Papaya farmers in Murang’a have been urged to practice smart agricultural practices for profitable farming so as to ensure food safety and security in the country.
Agronomist Francis Kamau Mwamba observes that the first step to profitable papaya farming is in knowing and understanding the nutrients available to the roots.
“Testing the soil is a must-do for any farmer who intends to reap returns in Agri -investment because the soil PH majorly determines the nutrients that will be available to the plants” he states.
“A good soil PH coupled with other right agronomic practices will enable a pawpaw farmer to harvest 70 – 150 fruits per tree annually,” he says.
Moreover, notes Kamau, testing your soil helps you know the type and amount of food or nutrients available for your paw paws and hence you can successfully decide on the fertilizer to use on the soil.
“Testing the soil and its analysis aids in building soil health thus improving crop resistance to pests and diseases” he observed.

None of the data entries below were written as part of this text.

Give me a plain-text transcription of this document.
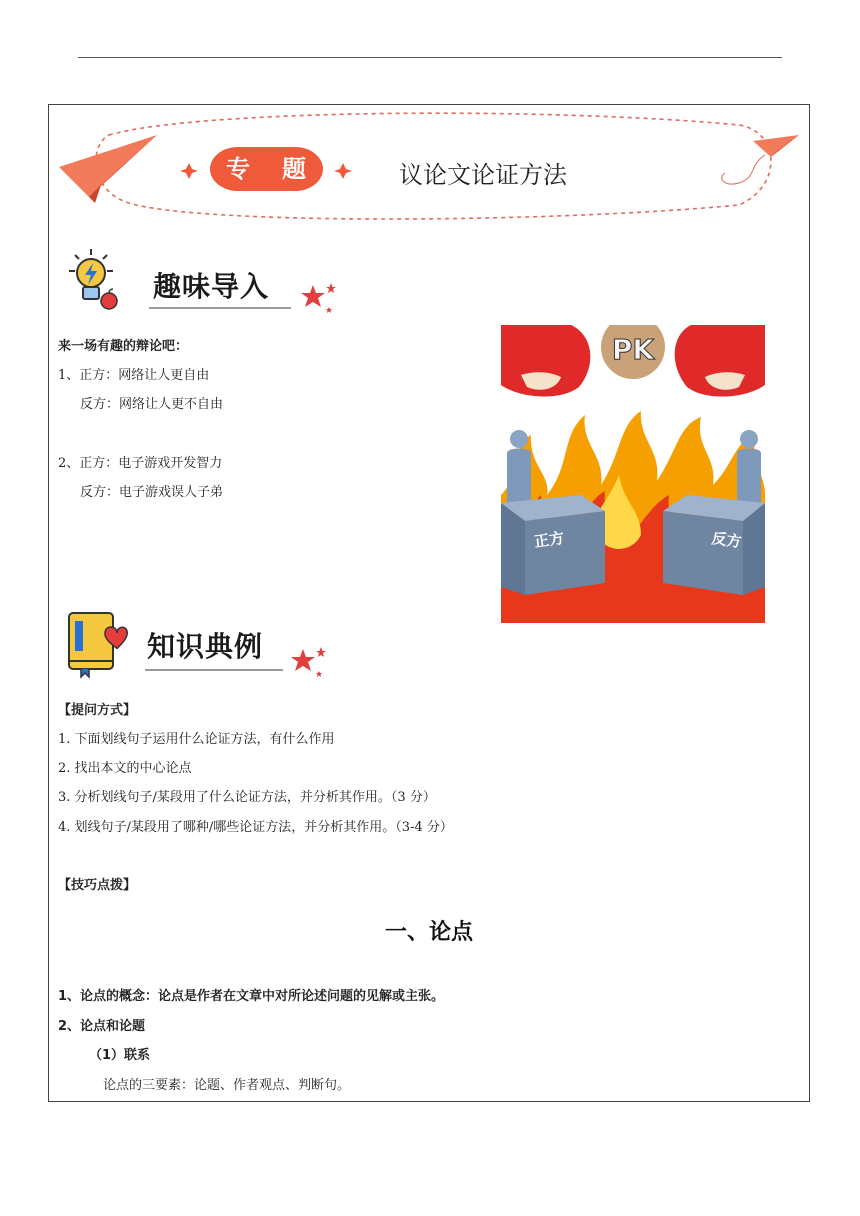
专	题	议论文论证方法
趣味导入
来一场有趣的辩论吧：
1、正方：网络让人更自由
反方：网络让人更不自由
2、正方：电子游戏开发智力
反方：电子游戏误人子弟
PK
正方	反方
知识典例
【提问方式】
1. 下面划线句子运用什么论证方法，有什么作用
2. 找出本文的中心论点
3. 分析划线句子/某段用了什么论证方法，并分析其作用。（3 分）
4. 划线句子/某段用了哪种/哪些论证方法，并分析其作用。（3-4 分）
【技巧点拨】
一、论点
1、论点的概念：论点是作者在文章中对所论述问题的见解或主张。
2、论点和论题
（1）联系
论点的三要素：论题、作者观点、判断句。
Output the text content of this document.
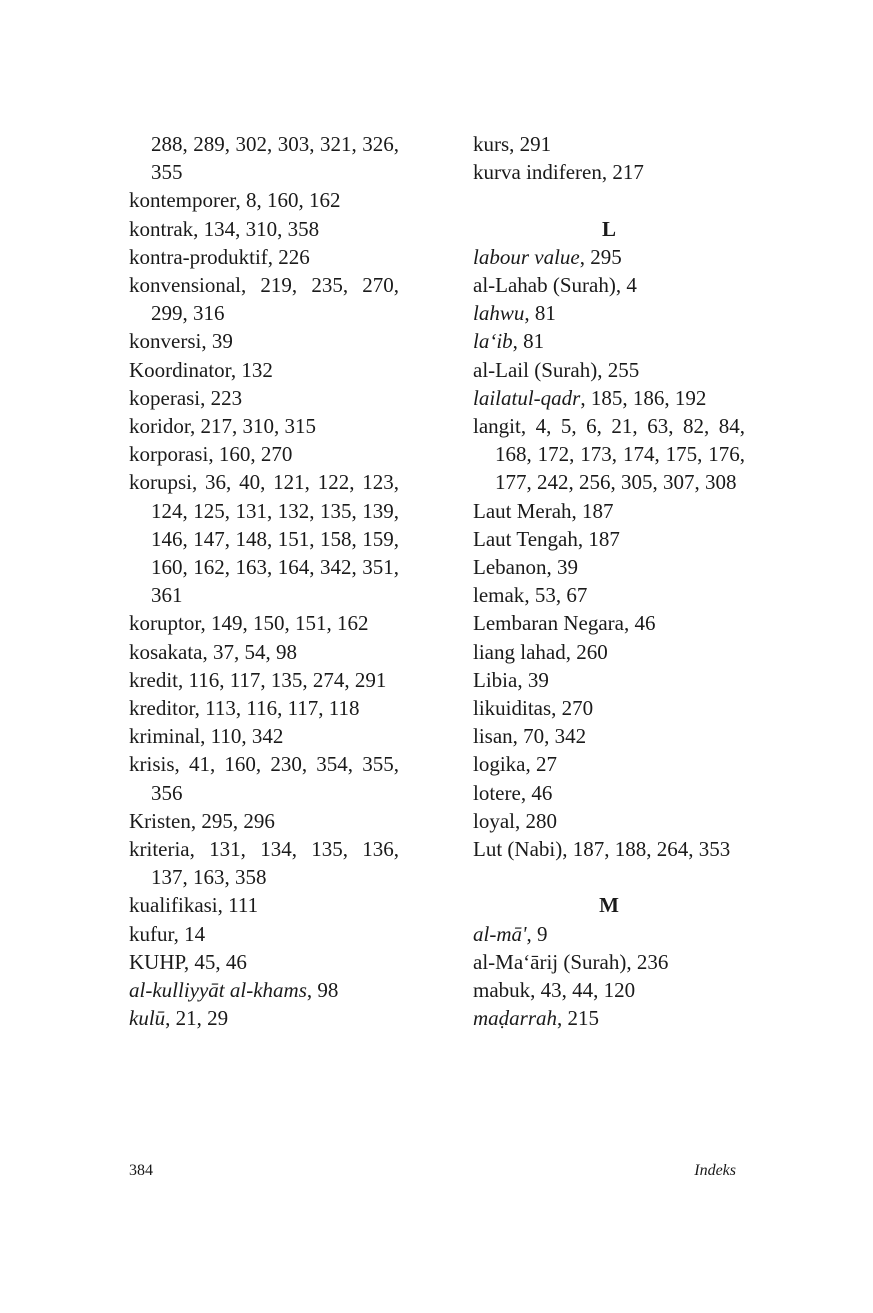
288, 289, 302, 303, 321, 326, 355
kontemporer, 8, 160, 162
kontrak, 134, 310, 358
kontra-produktif, 226
konvensional, 219, 235, 270, 299, 316
konversi, 39
Koordinator, 132
koperasi, 223
koridor, 217, 310, 315
korporasi, 160, 270
korupsi, 36, 40, 121, 122, 123, 124, 125, 131, 132, 135, 139, 146, 147, 148, 151, 158, 159, 160, 162, 163, 164, 342, 351, 361
koruptor, 149, 150, 151, 162
kosakata, 37, 54, 98
kredit, 116, 117, 135, 274, 291
kreditor, 113, 116, 117, 118
kriminal, 110, 342
krisis, 41, 160, 230, 354, 355, 356
Kristen, 295, 296
kriteria, 131, 134, 135, 136, 137, 163, 358
kualifikasi, 111
kufur, 14
KUHP, 45, 46
al-kulliyyāt al-khams, 98
kulū, 21, 29
kurs, 291
kurva indiferen, 217
L
labour value, 295
al-Lahab (Surah), 4
lahwu, 81
la‘ib, 81
al-Lail (Surah), 255
lailatul-qadr, 185, 186, 192
langit, 4, 5, 6, 21, 63, 82, 84, 168, 172, 173, 174, 175, 176, 177, 242, 256, 305, 307, 308
Laut Merah, 187
Laut Tengah, 187
Lebanon, 39
lemak, 53, 67
Lembaran Negara, 46
liang lahad, 260
Libia, 39
likuiditas, 270
lisan, 70, 342
logika, 27
lotere, 46
loyal, 280
Lut (Nabi), 187, 188, 264, 353
M
al-mā', 9
al-Ma‘ārij (Surah), 236
mabuk, 43, 44, 120
maḍarrah, 215
384	Indeks
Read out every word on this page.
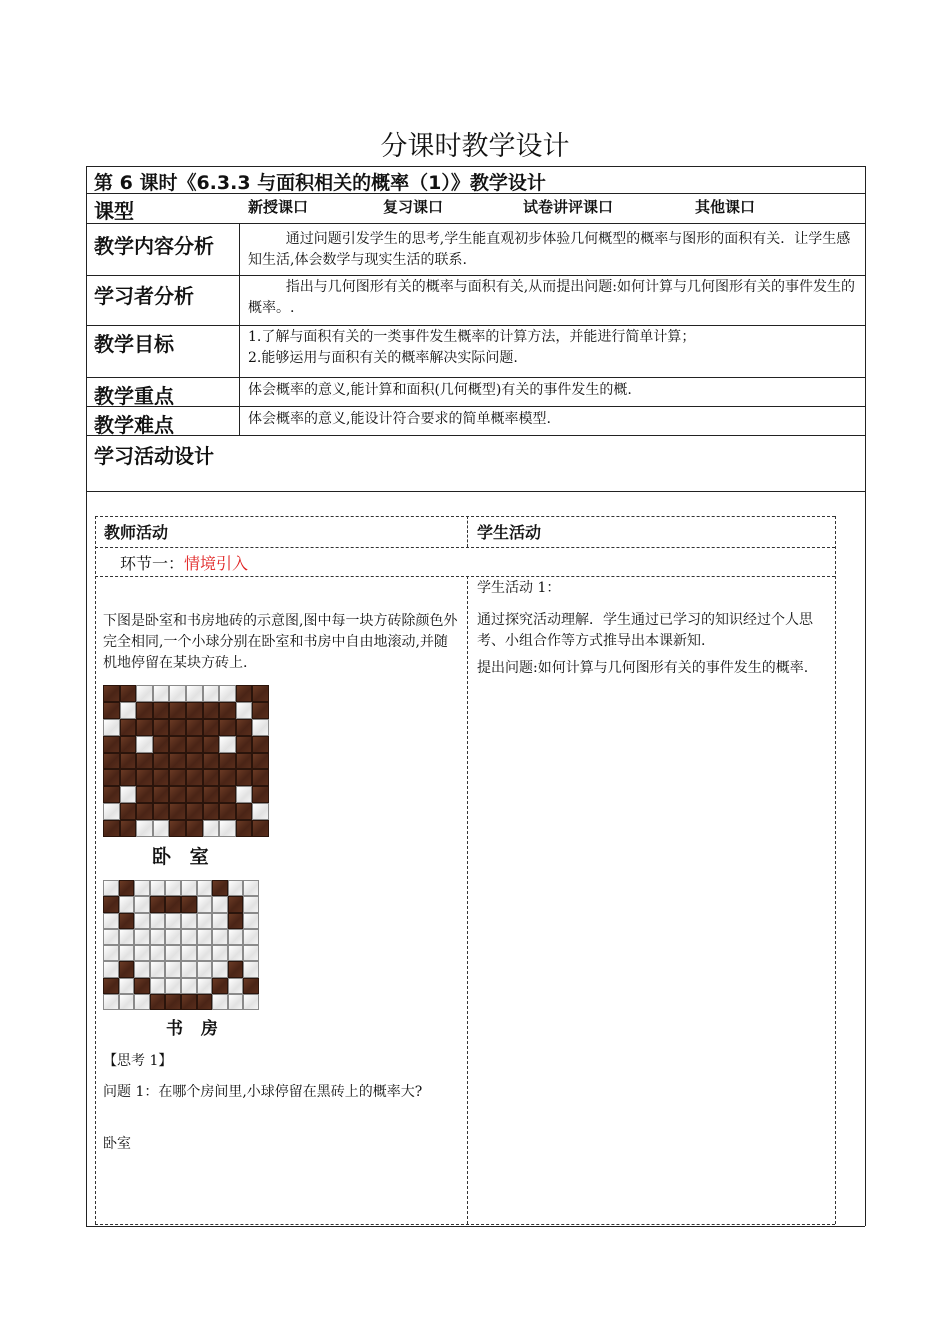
分课时教学设计
第 6 课时《6.3.3 与面积相关的概率（1）》教学设计
课型	新授课口	复习课口	试卷讲评课口	其他课口
教学内容分析	通过问题引发学生的思考,学生能直观初步体验几何概型的概率与图形的面积有关．让学生感知生活,体会数学与现实生活的联系.
学习者分析	指出与几何图形有关的概率与面积有关,从而提出问题:如何计算与几何图形有关的事件发生的概率。.
教学目标	1.了解与面积有关的一类事件发生概率的计算方法，并能进行简单计算；
2.能够运用与面积有关的概率解决实际问题.
教学重点	体会概率的意义,能计算和面积(几何概型)有关的事件发生的概.
教学难点	体会概率的意义,能设计符合要求的简单概率模型.
学习活动设计
教师活动	学生活动
环节一：情境引入
下图是卧室和书房地砖的示意图,图中每一块方砖除颜色外完全相同,一个小球分别在卧室和书房中自由地滚动,并随机地停留在某块方砖上.
卧 室
书 房
【思考 1】
问题 1：在哪个房间里,小球停留在黑砖上的概率大?
卧室
学生活动 1：
通过探究活动理解．学生通过已学习的知识经过个人思考、小组合作等方式推导出本课新知.
提出问题:如何计算与几何图形有关的事件发生的概率.
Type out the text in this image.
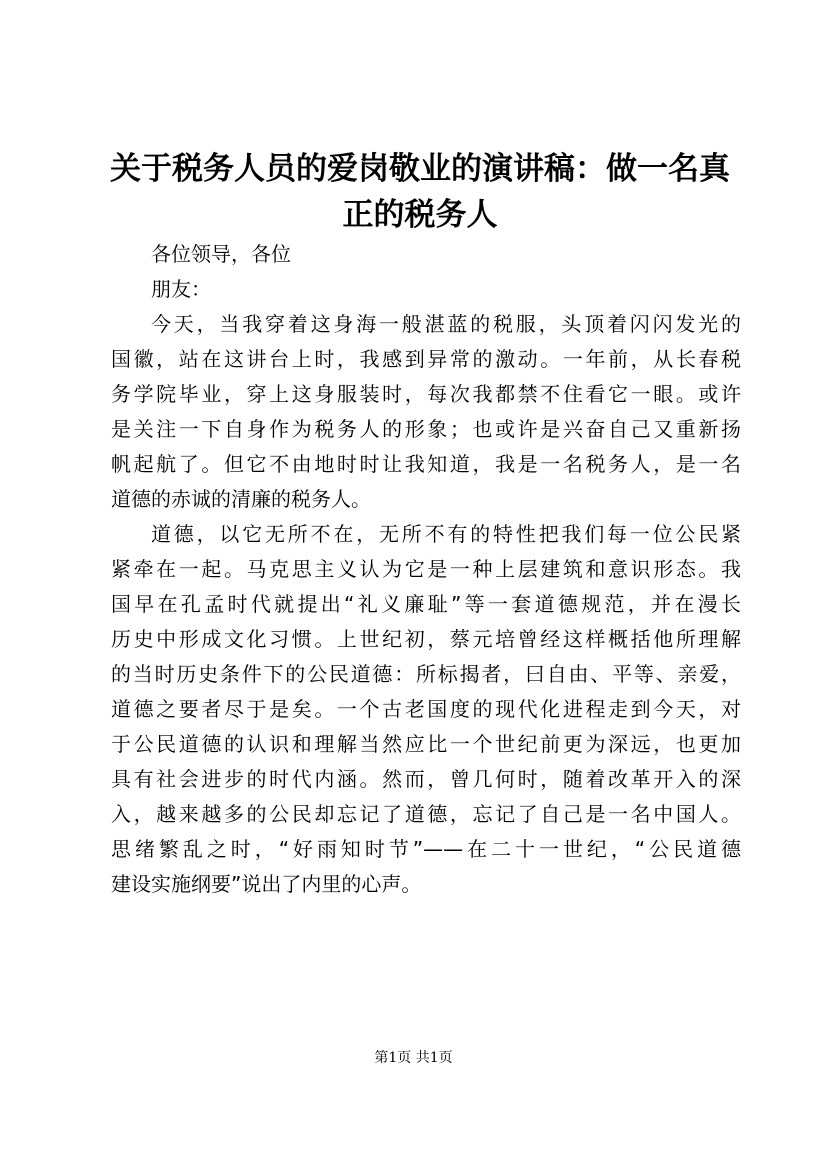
关于税务人员的爱岗敬业的演讲稿：做一名真
正的税务人

各位领导，各位

朋友：

今天，当我穿着这身海一般湛蓝的税服，头顶着闪闪发光的
国徽，站在这讲台上时，我感到异常的激动。一年前，从长春税
务学院毕业，穿上这身服装时，每次我都禁不住看它一眼。或许
是关注一下自身作为税务人的形象；也或许是兴奋自己又重新扬
帆起航了。但它不由地时时让我知道，我是一名税务人，是一名
道德的赤诚的清廉的税务人。

道德，以它无所不在，无所不有的特性把我们每一位公民紧
紧牵在一起。马克思主义认为它是一种上层建筑和意识形态。我
国早在孔孟时代就提出“礼义廉耻”等一套道德规范，并在漫长
历史中形成文化习惯。上世纪初，蔡元培曾经这样概括他所理解
的当时历史条件下的公民道德：所标揭者，曰自由、平等、亲爱，
道德之要者尽于是矣。一个古老国度的现代化进程走到今天，对
于公民道德的认识和理解当然应比一个世纪前更为深远，也更加
具有社会进步的时代内涵。然而，曾几何时，随着改革开入的深
入，越来越多的公民却忘记了道德，忘记了自己是一名中国人。
思绪繁乱之时，“好雨知时节”——在二十一世纪，“公民道德
建设实施纲要”说出了内里的心声。

第1页 共1页
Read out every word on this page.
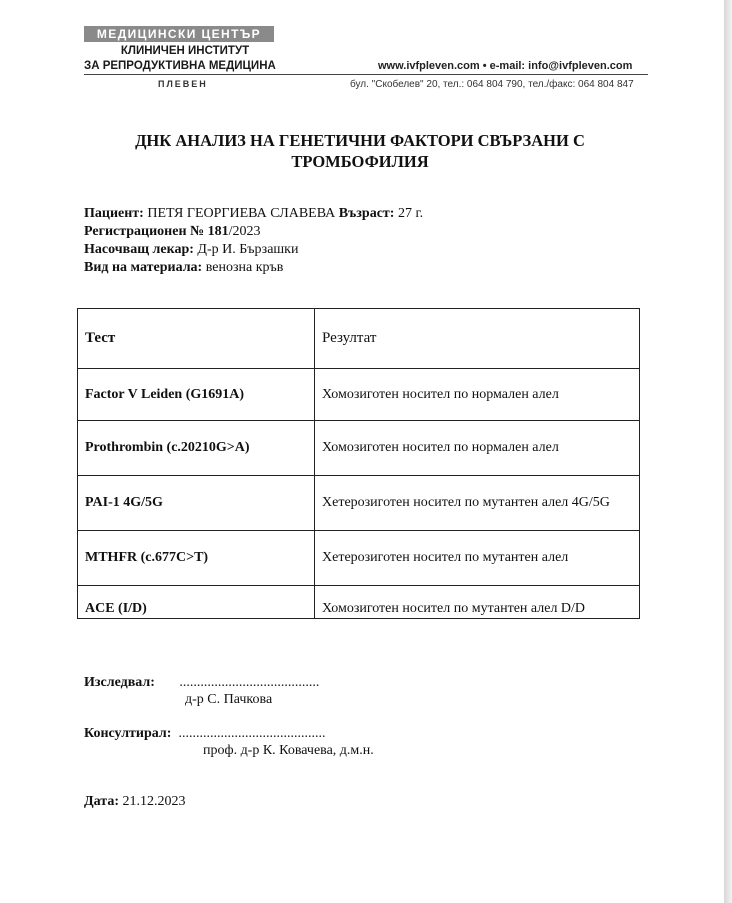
МЕДИЦИНСКИ ЦЕНТЪР
КЛИНИЧЕН ИНСТИТУТ
ЗА РЕПРОДУКТИВНА МЕДИЦИНА	www.ivfpleven.com • e-mail: info@ivfpleven.com
ПЛЕВЕН	бул. "Скобелев" 20, тел.: 064 804 790, тел./факс: 064 804 847
ДНК АНАЛИЗ НА ГЕНЕТИЧНИ ФАКТОРИ СВЪРЗАНИ С
ТРОМБОФИЛИЯ
Пациент: ПЕТЯ ГЕОРГИЕВА СЛАВЕВА Възраст: 27 г.
Регистрационен № 181/2023
Насочващ лекар: Д-р И. Бързашки
Вид на материала: венозна кръв
Тест	Резултат
Factor V Leiden (G1691A)	Хомозиготен носител по нормален алел
Prothrombin (c.20210G>A)	Хомозиготен носител по нормален алел
PAI-1 4G/5G	Хетерозиготен носител по мутантен алел 4G/5G
MTHFR (c.677C>T)	Хетерозиготен носител по мутантен алел
ACE (I/D)	Хомозиготен носител по мутантен алел D/D
Изследвал: ........................................
д-р С. Пачкова
Консултирал: ..........................................
проф. д-р К. Ковачева, д.м.н.
Дата: 21.12.2023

Pawpaw also known as pawpaw carica papaya does well in light well-drained soils with a soil PH of 6.0 to 6.5 and varieties range from those that can withstand drought to those that require round-the-clock irrigation.
The agronomist further underscored the need for farmers to choose quality seeds for optimum yields.
“Choose high quality fast maturing pawpaw variety, one that has a high tolerance to papaya ringspot virus and is highly productive like the Malkia F1 variety or the Calina 1PBP variety.”
“Its fruits, he says, are firm, weigh 1.5 to 2kgs in weight, and have a long shelf life thus is deal for export and long-distance transportation.”
Consequently, farmers can also use agricultural lime as a natural, low-cost way to improve the soil to enhance the effects of regular chemical-based fertilizers.
“Lime increases the PH. of acidic soil thus reducing soil acidity and increasing its alkalinity as well as providing the plants with calcium which is important for better yields and high profits” notes the agronomist.
Kamau further advises farmers not to go for shortcuts as this will be detrimental to getting the profits they desire from papaya.
“After soil testing ensure that the planting holes are dug 2.5 by 2.5m apart and at least 2ft and mix the topsoil with not less than two buckets of well-composed manure,” he stressed.
The manure will retain water due to its high water holding capacity (WHC) and will help the papaya to withstand areas that have long dry spells between rainfalls.
Manure, when mixed properly with soil, will release nutrients over time and then leach away into groundwater like other organic matter can do thus increasing the yields.
The hybrid Papaya variety matures eight months after planting and stays active for up to four years.